Adam Pawlowski (MPS)
Adam Pawlowski (MPS)

Scotland Yard said he had picked the date and time - 7pm - due to a personal significance to the numbers one and seven.

“The defendant said he planned the attack from the last two and a half years, and the date of November 11 had been chosen specifically”, he said.

“He went on to admit he bought £6 of petrol and had driven at the police station. He intended to reverse and drive back into the office several times, but he was unable to do so.

“He poured petrol on to the floor and walls of the station, but didn’t have enough petrol. He admitted his intention was for the police station to catch fire.”

Judge Barbara Mensah ordered that Pawlowski is held in a secure hospital indefinitely for treatment.

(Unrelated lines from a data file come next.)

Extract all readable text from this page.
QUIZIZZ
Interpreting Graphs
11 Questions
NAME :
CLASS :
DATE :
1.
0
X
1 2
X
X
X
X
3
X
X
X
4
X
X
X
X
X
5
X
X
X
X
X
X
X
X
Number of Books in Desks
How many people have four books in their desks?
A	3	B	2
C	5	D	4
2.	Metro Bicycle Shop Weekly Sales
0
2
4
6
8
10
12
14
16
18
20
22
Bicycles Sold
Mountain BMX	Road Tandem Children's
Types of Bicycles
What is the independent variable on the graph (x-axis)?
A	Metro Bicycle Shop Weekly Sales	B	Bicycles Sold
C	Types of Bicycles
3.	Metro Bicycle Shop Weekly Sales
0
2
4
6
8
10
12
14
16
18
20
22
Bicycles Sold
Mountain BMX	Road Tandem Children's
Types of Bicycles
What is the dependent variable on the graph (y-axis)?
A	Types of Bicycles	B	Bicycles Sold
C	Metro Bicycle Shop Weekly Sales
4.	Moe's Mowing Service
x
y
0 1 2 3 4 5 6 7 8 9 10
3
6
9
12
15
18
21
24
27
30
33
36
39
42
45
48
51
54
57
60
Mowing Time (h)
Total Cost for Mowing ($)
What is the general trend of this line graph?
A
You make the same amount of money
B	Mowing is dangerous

Dramatic footage of the attack, which caused £12,000 of damage, was played in court, showing Pawlowski’s car suddenly mount the pavement and smash into the front of the police station.

“Having smashed the vehicle into the building, it appears to have become wedged”, said Mr Milne. “He wasn’t able to go forwards and backwards, but the defendant was revving the engine while spinning the wheels at a very high speed, causing large amounts of smoke to appear.

“The defendant alighted from the vehicle, walked to the passenger side door, and removed a petrol canister. He poured petrol on to the office and walls, and walked into the road - in and amongst the traffic which continued to pass by.

“He then sets light to the petrol, which goes in to the direction of the police station. A public spirited member of the public detains the defendant, and police are at the scene.”

The car embedded in the doors of Edmonton police station (@iLLMADi)
The car embedded in the doors of Edmonton police station (@iLLMADi)

The court heard Pawlowski, a schizophrenic with no previous convictions, had been consumed by the delusion that a woman was the victim of trafficking and police were refusing to help her.

A doctor from Chase Farm Hospital, where Pawlowski has been detained since his arrest, said he is still believed to be harbouring the delusions that prompted the attack.

Pawlowski, from Goff’s Oak in Hertfordshire, admitted dangerous driving, criminal damage, and attempted arson being reckless as to whether life would be endangered.

Chief Superintendent Simon Crick, head of policing for Haringey and Enfield, said: "When shown parts of the footage during police interview Pawlowski laughed, but the actions he took that day could have had devastating consequences.

“The officers who responded were confronted with a chaotic and frightening scenario but acted with the utmost courage and bravery to swiftly detain Pawlowski.

“Following the incident support was provided to the staff who man our front counter, who were going about their work when this distressing ordeal unfolded. Very luckily, no one was injured.

“The member of the public who helped apprehend Pawlowski left the scene was never traced, despite extensive efforts. I’d like to extend our thanks to them for their bravery in assisting my officers.”